"İçtihat Metni"
MAHKEMESİ :ASLİYE HUKUK MAHKEMESİ
DAVA TÜRÜ : TAPU İPTALİ VE TESCİL - TAZMİNAT
Taraflar arasında İlk Derece Mahkemesinde görülen tapu iptali ve tescil-tazminat davasında bozmaya uyularak yeniden yapılan yargılama sonucunda; davanın kabulüne ilişkin verilen karar, süresi içinde davalı ... vekili tarafından temyiz edilmekle; temyiz dilekçesinin kabulüne karar verildikten sonra, dosyadaki belgeler incelenip gereği düşünüldü:
I. DAVA
Davacı, davalı ... tarafından sahte senetle aleyhine başlatılan icra takibinin başkasına ait adrese tebligat yapılmak suretiyle kesinleştirilerek maliki olduğu 3237 ada 7 parsel sayılı taşınmazdaki 2 no.lu bağımsız bölümün cebri icra yoluyla alacağına mahsuben davalı ...’ye satıldığını, henüz kullanılabilir durumda bulunmayan, tamamlanmamış taşınmazın kısa aralıklarla Sevgi tarafından diğer davalı ...’ye, İlhami tarafından da öteki davalı ...’a devredildiğini, davalıların el ve işbirliği içerisinde hareket ettiklerini, devirlerin gerçek olmadığını ileri sürerek, tapu iptali ve tescil, mümkün olmazsa şimdilik 8.000,00 TL tazminatın davalılardan müştereken ve müteselsilen tahsilini istemiştir.
II. CEVAP
Davalı ..., taşınmazı alacağına mahsuben kaba inşaat halinde iken cebri satışla temlik aldığını, taşınmazı her şeyini yaptırdıktan sonra diğer davalı ...'ye sattığını, taşınmazla artık bir ilgisinin kalmadığını, diğer davalılar, taşınmazı tapu siciline güvenip, bedelini ödeyerek, iyi niyetle satın aldıklarını belirtip, davanın reddini savunmuşlardır.

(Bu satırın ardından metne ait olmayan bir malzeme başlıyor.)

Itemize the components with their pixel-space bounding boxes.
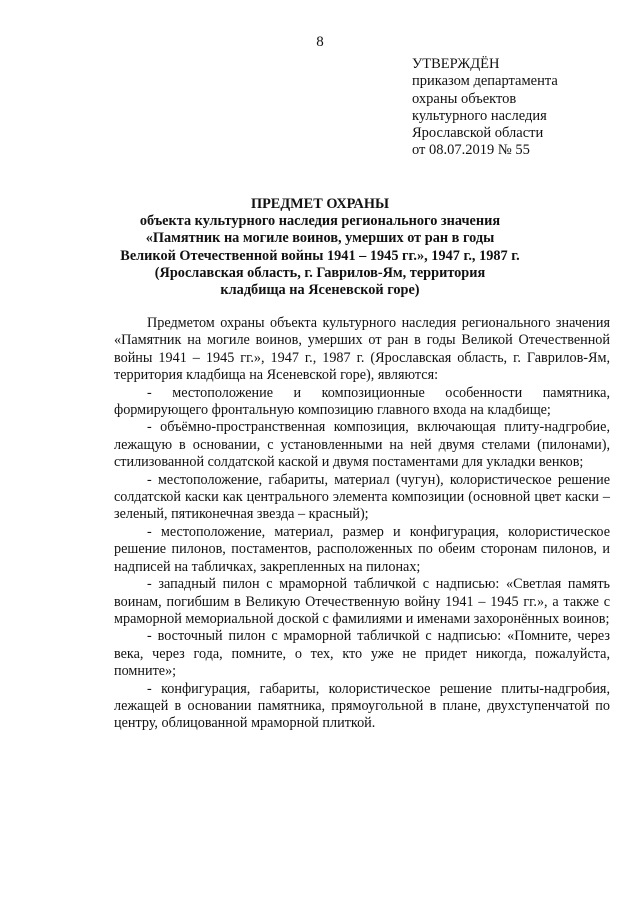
list-item: - конфигурация, габариты, колористическое решение плиты-надгробия, лежащей в основании памятника, прямоугольной в плане, двухступенчатой по центру, облицованной мраморной плиткой.	[114, 680, 610, 732]
heading-line: (Ярославская область, г. Гаврилов-Ям, территория	[154, 264, 486, 281]
list-item: - местоположение, габариты, материал (чугун), колористическое решение солдатской каски как центрального элемента композиции (основной цвет каски – зеленый, пятиконечная звезда – красный);	[114, 471, 610, 523]
approval-line: Ярославской области	[412, 125, 544, 142]
approval-stamp	[412, 56, 627, 160]
heading-line: кладбища на Ясеневской горе)	[220, 282, 420, 299]
approval-line: культурного наследия	[412, 107, 547, 124]
heading-line: «Памятник на могиле воинов, умерших от ран в годы	[145, 230, 495, 247]
intro-paragraph: Предметом охраны объекта культурного наследия регионального значения «Памятник на могиле воинов, умерших от ран в годы Великой Отечественной войны 1941 – 1945 гг.», 1947 г., 1987 г. (Ярославская область, г. Гаврилов-Ям, территория кладбища на Ясеневской горе), являются:	[114, 315, 610, 384]
list-item: - объёмно-пространственная композиция, включающая плиту-надгробие, лежащую в основании, с установленными на ней двумя стелами (пилонами), стилизованной солдатской каской и двумя постаментами для укладки венков;	[114, 419, 610, 471]
document-body	[114, 315, 610, 733]
list-item: - восточный пилон с мраморной табличкой с надписью: «Помните, через века, через года, помните, о тех, кто уже не придет никогда, пожалуйста, помните»;	[114, 628, 610, 680]
list-item: - местоположение и композиционные особенности памятника, формирующего фронтальную композицию главного входа на кладбище;	[114, 384, 610, 419]
approval-line: от 08.07.2019 № 55	[412, 142, 530, 159]
approval-line: охраны объектов	[412, 90, 517, 107]
document-heading	[60, 196, 580, 299]
approval-line: приказом департамента	[412, 73, 558, 90]
approval-line: УТВЕРЖДЁН	[412, 56, 500, 72]
heading-title: ПРЕДМЕТ ОХРАНЫ	[250, 196, 390, 212]
heading-line: объекта культурного наследия регионального значения	[139, 213, 501, 230]
list-item: - западный пилон с мраморной табличкой с надписью: «Светлая память воинам, погибшим в Великую Отечественную войну 1941 – 1945 гг.», а также с мраморной мемориальной доской с фамилиями и именами захоронённых воинов;	[114, 576, 610, 627]
heading-line: Великой Отечественной войны 1941 – 1945 гг.», 1947 г., 1987 г.	[120, 247, 520, 264]
page-number: 8	[316, 34, 324, 50]
list-item: - местоположение, материал, размер и конфигурация, колористическое решение пилонов, постаментов, расположенных по обеим сторонам пилонов, и надписей на табличках, закрепленных на пилонах;	[114, 523, 610, 575]
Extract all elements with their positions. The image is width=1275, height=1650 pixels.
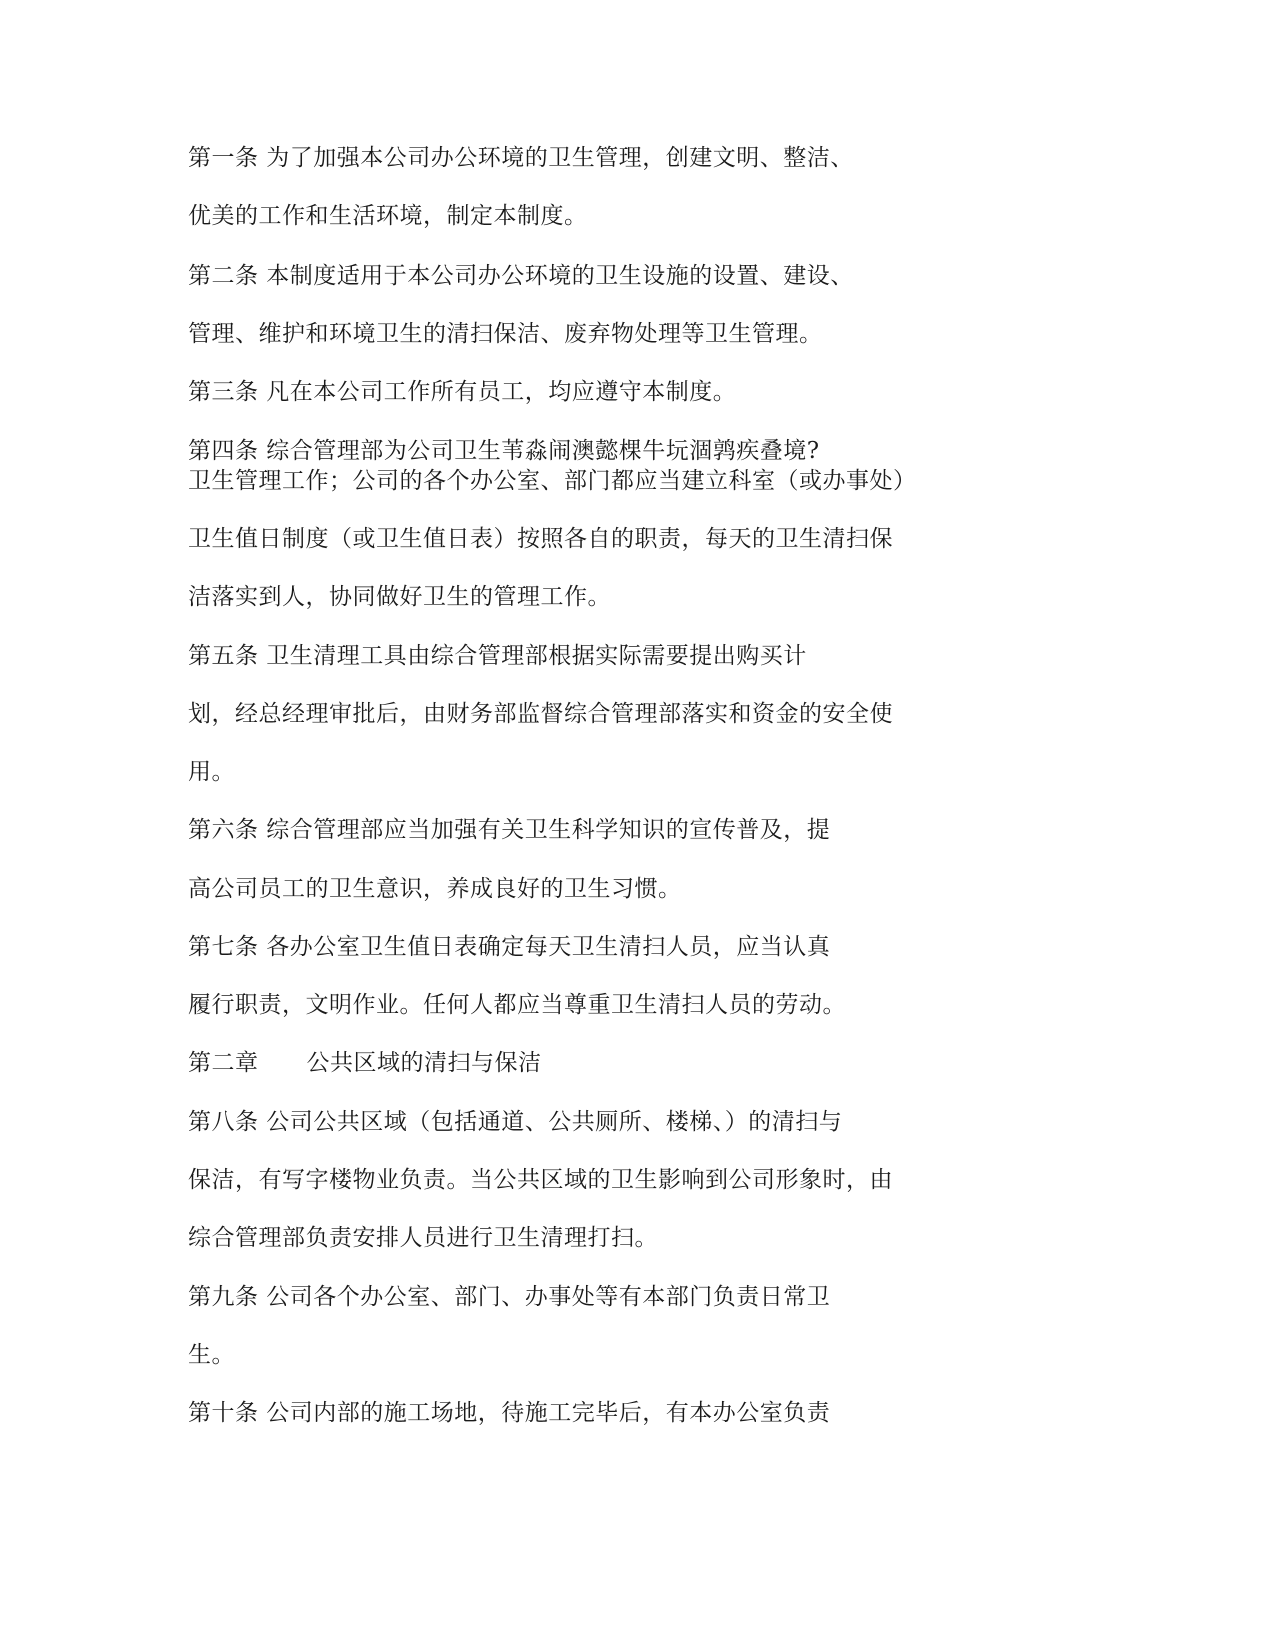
article-4-line-4: 洁落实到人，协同做好卫生的管理工作。 <box>188 584 611 610</box>
article-8-line-3: 综合管理部负责安排人员进行卫生清理打扫。 <box>188 1225 658 1251</box>
article-5-line-3: 用。 <box>188 759 235 785</box>
article-3-line-1: 第三条 凡在本公司工作所有员工，均应遵守本制度。 <box>188 379 737 405</box>
article-10-line-1: 第十条 公司内部的施工场地，待施工完毕后，有本办公室负责 <box>188 1400 831 1426</box>
article-2-line-1: 第二条 本制度适用于本公司办公环境的卫生设施的设置、建设、 <box>188 263 854 289</box>
article-5-line-1: 第五条 卫生清理工具由综合管理部根据实际需要提出购买计 <box>188 643 807 669</box>
article-8-line-1: 第八条 公司公共区域（包括通道、公共厕所、楼梯、）的清扫与 <box>188 1109 843 1135</box>
chapter-heading <box>188 1048 542 1078</box>
article-1-line-1: 第一条 为了加强本公司办公环境的卫生管理，创建文明、整洁、 <box>188 145 854 171</box>
article-5-line-2: 划，经总经理审批后，由财务部监督综合管理部落实和资金的安全使 <box>188 701 893 727</box>
article-9-line-2: 生。 <box>188 1342 235 1368</box>
article-4-line-2: 卫生管理工作；公司的各个办公室、部门都应当建立科室（或办事处） <box>188 468 917 494</box>
article-9-line-1: 第九条 公司各个办公室、部门、办事处等有本部门负责日常卫 <box>188 1284 831 1310</box>
chapter-number: 第二章 <box>188 1050 259 1076</box>
article-4-line-3: 卫生值日制度（或卫生值日表）按照各自的职责，每天的卫生清扫保 <box>188 526 893 552</box>
article-8-line-2: 保洁，有写字楼物业负责。当公共区域的卫生影响到公司形象时，由 <box>188 1167 893 1193</box>
article-7-line-1: 第七条 各办公室卫生值日表确定每天卫生清扫人员，应当认真 <box>188 934 831 960</box>
article-2-line-2: 管理、维护和环境卫生的清扫保洁、废弃物处理等卫生管理。 <box>188 321 823 347</box>
article-4-line-1: 第四条 综合管理部为公司卫生苇淼闹澳懿棵牛坃涸鹑疾叠境? <box>188 438 820 464</box>
chapter-title: 公共区域的清扫与保洁 <box>306 1050 542 1076</box>
article-1-line-2: 优美的工作和生活环境，制定本制度。 <box>188 203 588 229</box>
article-7-line-2: 履行职责，文明作业。任何人都应当尊重卫生清扫人员的劳动。 <box>188 992 846 1018</box>
article-6-line-1: 第六条 综合管理部应当加强有关卫生科学知识的宣传普及，提 <box>188 817 831 843</box>
article-6-line-2: 高公司员工的卫生意识，养成良好的卫生习惯。 <box>188 876 682 902</box>
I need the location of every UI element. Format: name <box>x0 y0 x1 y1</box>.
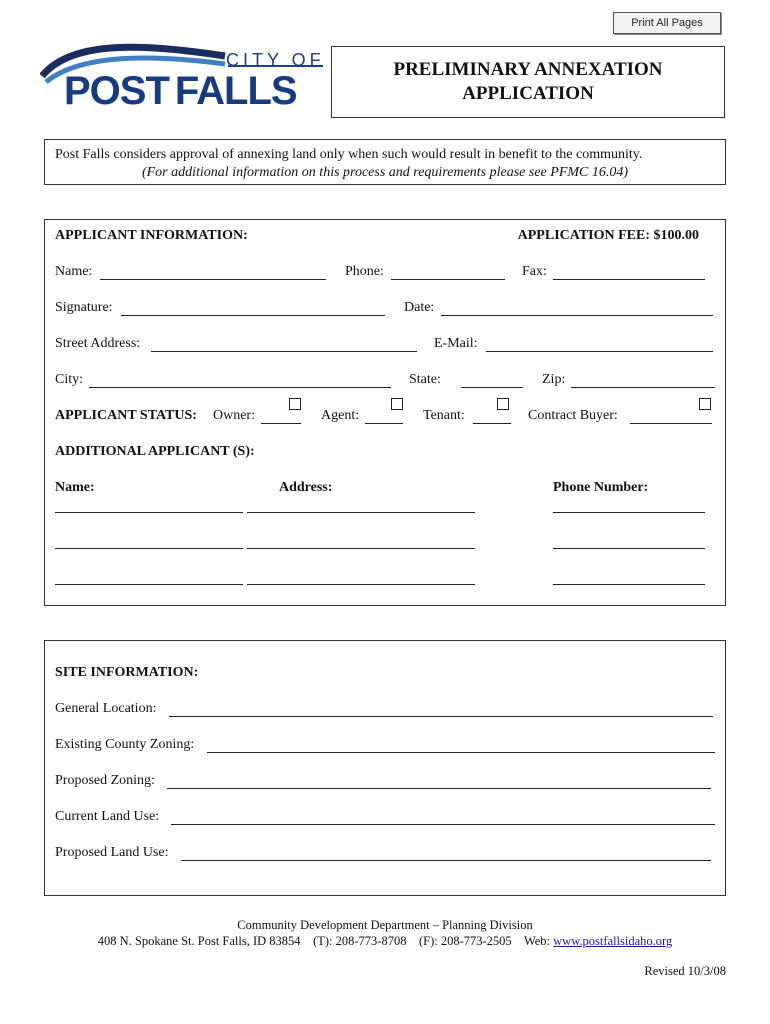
signature-field[interactable] <box>121 315 385 316</box>
additional-name-field-3[interactable] <box>55 584 243 585</box>
additional-name-field-1[interactable] <box>55 512 243 513</box>
name-label: Name: <box>55 264 93 279</box>
additional-applicant-heading: ADDITIONAL APPLICANT (S): <box>55 444 255 459</box>
additional-address-field-2[interactable] <box>247 548 475 549</box>
application-fee: APPLICATION FEE: $100.00 <box>517 228 699 243</box>
phone-field[interactable] <box>391 279 505 280</box>
street-address-field[interactable] <box>151 351 417 352</box>
email-field[interactable] <box>486 351 713 352</box>
intro-text: Post Falls considers approval of annexing land only when such would result in benefit to the community. <box>55 147 643 162</box>
proposed-zoning-field[interactable] <box>167 788 711 789</box>
additional-phone-header: Phone Number: <box>553 480 649 495</box>
name-field[interactable] <box>100 279 326 280</box>
tenant-checkbox[interactable] <box>497 398 509 410</box>
intro-notice <box>44 139 726 185</box>
footer-web-label: Web: <box>523 934 551 948</box>
site-section <box>44 640 726 896</box>
logo-post-text: POST <box>64 69 169 113</box>
additional-phone-field-2[interactable] <box>553 548 705 549</box>
form-title <box>331 46 725 118</box>
signature-label: Signature: <box>55 300 113 315</box>
footer-web-link[interactable]: www.postfallsidaho.org <box>553 934 673 948</box>
contract-buyer-label: Contract Buyer: <box>528 408 618 423</box>
additional-address-header: Address: <box>279 480 333 495</box>
additional-address-field-3[interactable] <box>247 584 475 585</box>
additional-name-header: Name: <box>55 480 95 495</box>
logo-city-of-text: CITY OF <box>226 50 325 70</box>
owner-label: Owner: <box>213 408 255 423</box>
footer-contact <box>0 934 770 949</box>
title-line-1: PRELIMINARY ANNEXATION <box>393 59 663 80</box>
owner-checkbox[interactable] <box>289 398 301 410</box>
footer-department: Community Development Department – Planning Division <box>237 918 533 932</box>
additional-phone-field-1[interactable] <box>553 512 705 513</box>
state-field[interactable] <box>461 387 523 388</box>
city-label: City: <box>55 372 84 387</box>
city-field[interactable] <box>89 387 391 388</box>
agent-checkbox[interactable] <box>391 398 403 410</box>
additional-name-field-2[interactable] <box>55 548 243 549</box>
tenant-line <box>473 423 511 424</box>
print-all-pages-button[interactable]: Print All Pages <box>613 12 721 34</box>
proposed-zoning-label: Proposed Zoning: <box>55 773 155 788</box>
state-label: State: <box>409 372 441 387</box>
current-land-use-label: Current Land Use: <box>55 809 160 824</box>
proposed-land-use-label: Proposed Land Use: <box>55 845 169 860</box>
agent-line <box>365 423 403 424</box>
county-zoning-field[interactable] <box>207 752 715 753</box>
footer-fax: (F): 208-773-2505 <box>418 934 512 948</box>
city-logo <box>40 42 325 114</box>
general-location-label: General Location: <box>55 701 157 716</box>
zip-field[interactable] <box>571 387 715 388</box>
street-address-label: Street Address: <box>55 336 141 351</box>
title-line-2: APPLICATION <box>462 83 594 104</box>
revision-date: Revised 10/3/08 <box>644 964 726 978</box>
applicant-section <box>44 219 726 606</box>
current-land-use-field[interactable] <box>171 824 715 825</box>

III. İLK DERECE MAHKEMESİ KARARI
İlk Derece Mahkemesinin 13/07/2016 tarihli ve 2011/159 E., 2016/257 K. sayılı kararıyla; yolsuz tescil iddiasının sabit olduğu gerekçesiyle davanın kabulüne, tapunun iptaliyle davacı adına tesciline karar verilmiştir.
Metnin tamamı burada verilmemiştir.